Postacie te są warte wspomnienia gdyż są one orędownikami "socjalizmu
korporacyjnego" reprezentując ciągle interesy tej samej grupy ludzi, którzy
najpierw finansują Weimar, następnie Trzecią Rzeszę, Mussoliniego oraz socjalizm
sowiecki , a pózniej socjalistów amerykańskich, to znaczy Roosevelta i jego
program "New Dealu". We wszystkich tych przypadkach zastosowano ten same
zasady, czyli - "Państwo-Cezar i jego jedyna partia decydująca, wcielająca i
kontrolująca gospodarkę i społeczeństwo ." ([2] str. 146-147). Podobnie jak inne
firmy na terenie Niemiec, tak i "AEG" zawdzięczało swój dynamiczny rozwój
głównie pożyczkom z zagranicznych banków. Dzięki tym ogromnym funduszom
nastąpiła kartelizacja niemieckich firm i obsadzenie ich rad nadzorczych osobami
powiązanymi z międzynarodowym kapitałem. W przypadku "AEG" nici tych
powiązań prowadzą do firmy "General Electric Company" kontrolowanej przez
Morgana. Od 1915 roku jedna z jej struktur czyli "International General Electric" ,
mająca zresztą swą siedzibę przy 120 Broadway, zajmowała się zagranicznym
inwestowaniem swych środków finansowych ([1] str. 55). Pod koniec lat 1920-tych
dzięki tym działaniom "General Electric" przejmuje w znacznym stopniu kontrolę
nad firmami "AEG" i "Osram". W 1929 roku na mocy porozumień osiągniętych z
trzema niemieckimi przedsiębiorstwami: "AEG", "Siemens & Halske" oraz
"Koppel & Co." - "General Electric" wykupiła 25% udziałów "AEG" oraz blisko
17% udziałów "Osram" i zaczęła mieć wpływ na kontrolę rynku produkcji lamp.

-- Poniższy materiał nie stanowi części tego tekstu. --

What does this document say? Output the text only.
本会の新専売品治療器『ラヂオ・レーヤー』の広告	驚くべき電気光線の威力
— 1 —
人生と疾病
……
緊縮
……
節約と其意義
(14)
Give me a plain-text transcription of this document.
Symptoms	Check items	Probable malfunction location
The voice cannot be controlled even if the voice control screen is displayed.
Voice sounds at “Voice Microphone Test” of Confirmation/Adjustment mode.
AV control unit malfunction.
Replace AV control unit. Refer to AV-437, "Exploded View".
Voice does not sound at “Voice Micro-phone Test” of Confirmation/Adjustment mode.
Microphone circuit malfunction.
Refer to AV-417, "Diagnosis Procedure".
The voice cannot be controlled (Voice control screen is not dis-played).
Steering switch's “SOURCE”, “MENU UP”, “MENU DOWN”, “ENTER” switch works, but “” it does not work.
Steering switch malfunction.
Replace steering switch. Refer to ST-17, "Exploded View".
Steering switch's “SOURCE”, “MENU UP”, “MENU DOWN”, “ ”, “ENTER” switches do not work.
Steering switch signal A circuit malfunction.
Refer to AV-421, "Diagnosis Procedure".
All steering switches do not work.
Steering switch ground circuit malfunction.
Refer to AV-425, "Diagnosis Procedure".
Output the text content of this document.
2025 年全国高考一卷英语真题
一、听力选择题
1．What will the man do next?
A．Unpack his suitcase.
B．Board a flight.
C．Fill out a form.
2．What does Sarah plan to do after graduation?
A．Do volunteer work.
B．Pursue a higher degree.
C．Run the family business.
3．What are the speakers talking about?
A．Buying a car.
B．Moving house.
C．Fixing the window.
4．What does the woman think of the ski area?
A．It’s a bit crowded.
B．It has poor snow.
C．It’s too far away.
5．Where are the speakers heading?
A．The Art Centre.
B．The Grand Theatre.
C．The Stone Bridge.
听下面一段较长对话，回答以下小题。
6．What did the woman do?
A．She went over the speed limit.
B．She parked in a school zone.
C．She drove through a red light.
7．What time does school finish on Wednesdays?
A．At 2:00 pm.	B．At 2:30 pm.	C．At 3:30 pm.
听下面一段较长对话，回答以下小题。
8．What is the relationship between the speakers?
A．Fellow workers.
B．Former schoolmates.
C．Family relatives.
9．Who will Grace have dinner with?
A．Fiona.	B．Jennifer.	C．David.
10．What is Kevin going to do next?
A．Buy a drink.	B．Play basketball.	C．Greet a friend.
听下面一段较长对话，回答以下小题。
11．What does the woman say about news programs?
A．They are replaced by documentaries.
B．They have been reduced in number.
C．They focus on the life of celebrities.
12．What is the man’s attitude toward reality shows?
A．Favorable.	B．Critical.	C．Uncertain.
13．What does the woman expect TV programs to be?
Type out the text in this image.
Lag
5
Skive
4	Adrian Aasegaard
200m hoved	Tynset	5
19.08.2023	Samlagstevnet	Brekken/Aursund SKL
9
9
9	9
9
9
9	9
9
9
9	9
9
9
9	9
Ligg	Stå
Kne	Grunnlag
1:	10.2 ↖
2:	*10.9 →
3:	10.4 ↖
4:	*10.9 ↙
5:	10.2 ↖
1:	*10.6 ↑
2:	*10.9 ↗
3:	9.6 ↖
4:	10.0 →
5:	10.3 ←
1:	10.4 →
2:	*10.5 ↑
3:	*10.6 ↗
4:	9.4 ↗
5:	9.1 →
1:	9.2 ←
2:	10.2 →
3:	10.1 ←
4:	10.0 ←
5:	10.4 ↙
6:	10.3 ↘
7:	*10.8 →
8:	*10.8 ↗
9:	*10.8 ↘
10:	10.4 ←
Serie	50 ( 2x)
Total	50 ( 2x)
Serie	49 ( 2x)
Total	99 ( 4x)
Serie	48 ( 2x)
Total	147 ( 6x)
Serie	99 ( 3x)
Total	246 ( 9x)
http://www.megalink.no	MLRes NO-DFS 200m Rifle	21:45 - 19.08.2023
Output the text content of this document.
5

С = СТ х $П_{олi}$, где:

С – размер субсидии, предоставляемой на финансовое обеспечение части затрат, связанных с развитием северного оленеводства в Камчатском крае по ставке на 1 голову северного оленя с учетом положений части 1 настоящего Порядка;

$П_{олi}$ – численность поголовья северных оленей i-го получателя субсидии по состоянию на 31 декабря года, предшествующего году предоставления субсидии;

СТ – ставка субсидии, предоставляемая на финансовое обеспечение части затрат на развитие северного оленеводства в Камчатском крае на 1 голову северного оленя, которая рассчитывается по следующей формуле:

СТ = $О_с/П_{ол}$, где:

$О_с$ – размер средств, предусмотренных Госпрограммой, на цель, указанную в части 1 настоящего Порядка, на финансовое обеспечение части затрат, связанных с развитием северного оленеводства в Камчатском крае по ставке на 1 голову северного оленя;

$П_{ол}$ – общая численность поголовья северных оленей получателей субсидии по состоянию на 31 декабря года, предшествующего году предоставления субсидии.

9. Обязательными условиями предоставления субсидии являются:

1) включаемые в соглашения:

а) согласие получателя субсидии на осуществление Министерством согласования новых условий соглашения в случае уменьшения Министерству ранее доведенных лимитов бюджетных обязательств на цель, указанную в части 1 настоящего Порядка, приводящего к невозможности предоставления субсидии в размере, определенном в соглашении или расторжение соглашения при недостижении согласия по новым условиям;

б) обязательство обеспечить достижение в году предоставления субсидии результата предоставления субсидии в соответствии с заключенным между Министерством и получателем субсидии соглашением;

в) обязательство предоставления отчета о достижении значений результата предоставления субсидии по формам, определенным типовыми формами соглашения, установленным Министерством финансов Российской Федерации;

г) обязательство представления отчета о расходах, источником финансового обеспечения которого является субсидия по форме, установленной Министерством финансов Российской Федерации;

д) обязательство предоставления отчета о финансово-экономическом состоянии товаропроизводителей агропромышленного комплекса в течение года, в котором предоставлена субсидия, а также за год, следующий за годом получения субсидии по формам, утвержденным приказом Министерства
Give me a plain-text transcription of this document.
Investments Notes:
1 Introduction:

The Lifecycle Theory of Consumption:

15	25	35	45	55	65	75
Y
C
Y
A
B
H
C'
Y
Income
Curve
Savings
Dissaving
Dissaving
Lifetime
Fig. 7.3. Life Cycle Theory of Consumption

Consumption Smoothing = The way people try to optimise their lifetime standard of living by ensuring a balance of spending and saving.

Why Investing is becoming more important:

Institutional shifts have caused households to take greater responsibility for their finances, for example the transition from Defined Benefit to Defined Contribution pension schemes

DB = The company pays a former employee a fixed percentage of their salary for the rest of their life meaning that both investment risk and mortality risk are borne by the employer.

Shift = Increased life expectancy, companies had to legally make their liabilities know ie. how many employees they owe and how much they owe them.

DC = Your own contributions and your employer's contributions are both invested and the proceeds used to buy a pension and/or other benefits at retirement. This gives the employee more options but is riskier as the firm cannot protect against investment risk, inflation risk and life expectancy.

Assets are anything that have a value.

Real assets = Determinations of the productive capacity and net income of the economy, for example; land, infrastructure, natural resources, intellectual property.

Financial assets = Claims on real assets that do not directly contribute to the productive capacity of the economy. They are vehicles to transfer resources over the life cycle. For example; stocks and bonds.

Oprócz tego zawarte wówczas porozumienia umożliwiły również dostarczenie
niemieckim firmom amerykańskiej technologii i patentów ([1] str. 52). Niedługo
pozniej , bo w latach 1930-tych "General Electric" była już w 30% właścicielem
"AEG" i miała tutaj swoich czterech amerykańskich dyrektorów (Young, Swope,
Minor, Baldwin). Stanowiło to największy pojedynczy udział w tej firmie i w
konsekwencji także największy wpływ na jej politykę ekonomiczną i finansową.
([1] str. 59). Oprócz wymienionych osób wśród dyrektorów "AEG" można znalezć
także Roberta Pferdmengesa z banku Oppenheima (także finansującego Hitlera)
oraz Gunthera Quandta , posiadającego 75% udziałów w niemieckiej firmie
"Akumulatoren-Fabrik" ([1] str. 55). Tak więc "General Electric" był nie tylko
współwłaścicielem niemieckich firm "AEG" i "Osram" , ale był także powiązany z
"Akumulatoren-Fabrik" jak również z koncernem Kruppa. Jak wiadomo firmy te
miały duży udział w bezpośrednim dostarczaniu finansów na fundusz wyborczy
Hitlera, który umożliwił mu przejęcie władzy w 1933 roku ([1] str. 55).
Powiązania "International General Electric" z siedzibą przy 120 Broadway w
Nowym Jorku z funduszem wyborczym Hitlera, czyli kontem "Nationale
Treuhand" , administrowanym przez Hjalmara Schachta i Rudolfa Hessa ( [1]
str.58).
Tylko w okresie od jesieni 1932 do marca 1933 na to konto wpłacono Hitlerowi i
NSDAP ponad 2 000 000 dolarów ( [2] str.180).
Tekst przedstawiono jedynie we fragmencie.